第16試合目 4.
「残り時間10秒前です。やり遂げたと思える出来になったでしょうか」
どうやら有音も風良もしっかりとミスもなく作り終えられたようである。審査用料理テーブルに置いたのが早かったのは少しの差で風良の様だ。その為、有音は保温機能装置付き審査待ち料理テーブルに配膳した。
「いつもは時間ギリギリだとスタッフさんが後片付けをしてくれていますが、今日はこちらでやらせてもらいますね」
いつもなら即刻審査に入る所だろうが、有音が後片付けを始め、風良も無言で黙々と後片付け作業をしているので司会者としてはお礼するしかない。
「これはこれは後片付け頂き、助かります。ただ、風良さんの料理が審査前に冷めてしまいませんか?」
保温機能付きの審査待ち料理テーブルは広いため、置く事は可能だ。ただ番組的には審査を進めてもらわないと番組編集が大変だという理由もある。番組側で先週の勝負振り返り映像の準備を始めた。
これは出来る人が手伝いに、という訳で風良に後片付けを代わる旨を告げて奏が料理道具を洗う事を受け持つ。
「わし達が持って行って構わないだろうか? では混ぜご飯を。後は頼むよ」
番参審査委員長が頼んだのは、清と高美の2人のようであった。
「僕はこの玉子焼きを持って行かせてもらうね、高美さんはスープをお願いします」
今日は応援席側にいる出演者達や審査員達の助力もあって、結構早く審査に移れそうである。
「では審査をするために食して頂きましょう。
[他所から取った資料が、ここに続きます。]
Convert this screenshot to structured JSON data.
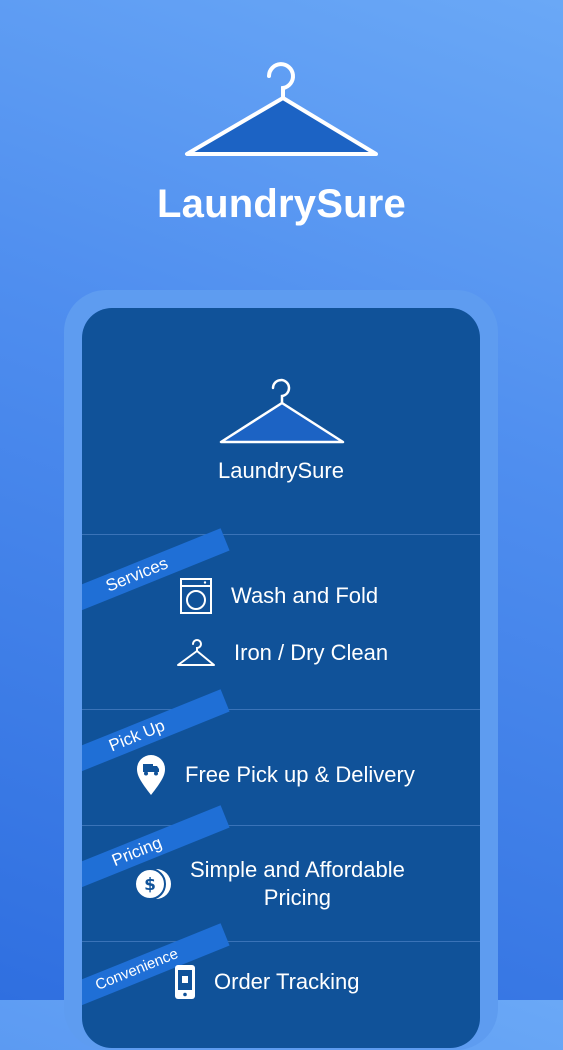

後で料理採点もよろしくお願いします」
3人とも食べやすい場所に料理を置いて味見。食べるだけ食べてから感想を風良を始め、視聴者様方に伝えた。
「うむっ。鮭とご飯、ダシのバランスが絶妙であるな。この玉子焼きも鮭フレークを使っているようであるが、混ぜご飯と一緒だと鮭ご飯の味にも深みが出る気がする」
審査委員長が評価をメモに記したので、清と高美が採点をつけるために食べさせてもらう。
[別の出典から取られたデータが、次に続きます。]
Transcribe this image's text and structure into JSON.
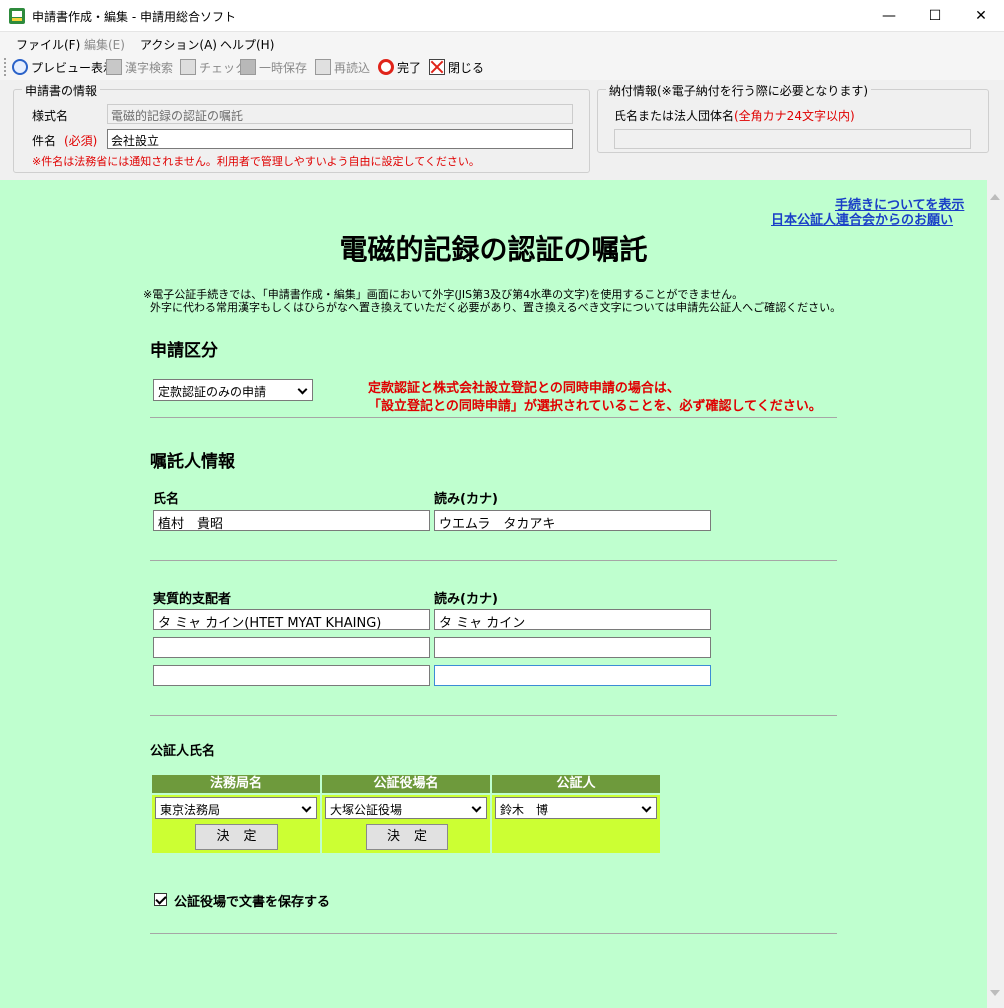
{
  "window": {
    "title": "申請書作成・編集 - 申請用総合ソフト"
  },
  "menu": {
    "file": "ファイル(F)",
    "edit": "編集(E)",
    "action": "アクション(A)",
    "help": "ヘルプ(H)"
  },
  "toolbar": {
    "preview": "プレビュー表示",
    "kanji": "漢字検索",
    "check": "チェック",
    "temp_save": "一時保存",
    "reload": "再読込",
    "done": "完了",
    "close": "閉じる"
  },
  "app_info": {
    "legend": "申請書の情報",
    "form_label": "様式名",
    "form_value": "電磁的記録の認証の嘱託",
    "subject_label": "件名",
    "required": "(必須)",
    "subject_value": "会社設立",
    "note": "※件名は法務省には通知されません。利用者で管理しやすいよう自由に設定してください。"
  },
  "payment": {
    "legend": "納付情報(※電子納付を行う際に必要となります)",
    "name_label": "氏名または法人団体名",
    "name_hint": "(全角カナ24文字以内)",
    "name_value": ""
  },
  "links": {
    "procedure": "手続きについてを表示",
    "notice": "日本公証人連合会からのお願い"
  },
  "page": {
    "title": "電磁的記録の認証の嘱託",
    "note1": "※電子公証手続きでは、「申請書作成・編集」画面において外字(JIS第3及び第4水準の文字)を使用することができません。",
    "note2": "外字に代わる常用漢字もしくはひらがなへ置き換えていただく必要があり、置き換えるべき文字については申請先公証人へご確認ください。"
  },
  "application": {
    "heading": "申請区分",
    "selected": "定款認証のみの申請",
    "warn1": "定款認証と株式会社設立登記との同時申請の場合は、",
    "warn2": "「設立登記との同時申請」が選択されていることを、必ず確認してください。"
  },
  "client": {
    "heading": "嘱託人情報",
    "name_label": "氏名",
    "reading_label": "読み(カナ)",
    "name": "植村　貴昭",
    "reading": "ウエムラ　タカアキ"
  },
  "owner": {
    "label": "実質的支配者",
    "reading_label": "読み(カナ)",
    "rows": [
      {
        "name": "タ ミャ カイン(HTET MYAT KHAING)",
        "reading": "タ ミャ カイン"
      },
      {
        "name": "",
        "reading": ""
      },
      {
        "name": "",
        "reading": ""
      }
    ]
  },
  "notary": {
    "heading": "公証人氏名",
    "col_bureau": "法務局名",
    "col_office": "公証役場名",
    "col_notary": "公証人",
    "bureau": "東京法務局",
    "office": "大塚公証役場",
    "person": "鈴木　博",
    "decide": "決定"
  },
  "save_option": {
    "label": "公証役場で文書を保存する",
    "checked": true
  }
}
「この野菜スープ、面白い具が入っているね。どれも美味しく頂いたけどこれはインパクトが強い」
「私もスープにこの具を!? と思ったわ。でも意外に混ぜご飯に使っているシソ特有の風味とも合うって感想よ」
風良はもらった感想からそう思ってもらえたんだなと確認する。冒険かもしれないと考えていたスープが結構良さげな評価をされているのには安心した。
風良の料理に関する審査が終わったようであった。今日はいつもの様にスタッフがお皿を洗い場に持っていって、次に有音の料理を食審査という流れが遅れている。その遅れを軽減させてあげようと風良が手を貸す前に真奈が動いていた。円滑に番組を進めたいからか、命も手伝っている。
「はい、有音ちゃん。こっちにも回してちょうだい。持って行くわ」
「わかりました。それではお願いします」
先程同様、審査員達がセルフサービスの様に料理を持っていこうと思ったが、真奈と司会者が配膳してくれそうなので待つ事にする。その間に、有音と大学生な男スタッフで皿洗いをすませた。
「それではいただくとするよ」
今回は出演機会のなかった真奈や、司会者達の配膳によって審査の準備が整った。なので、番参審査委員長が有音の料理を口に運ぶ。どんな事を言われるかとドキドキである。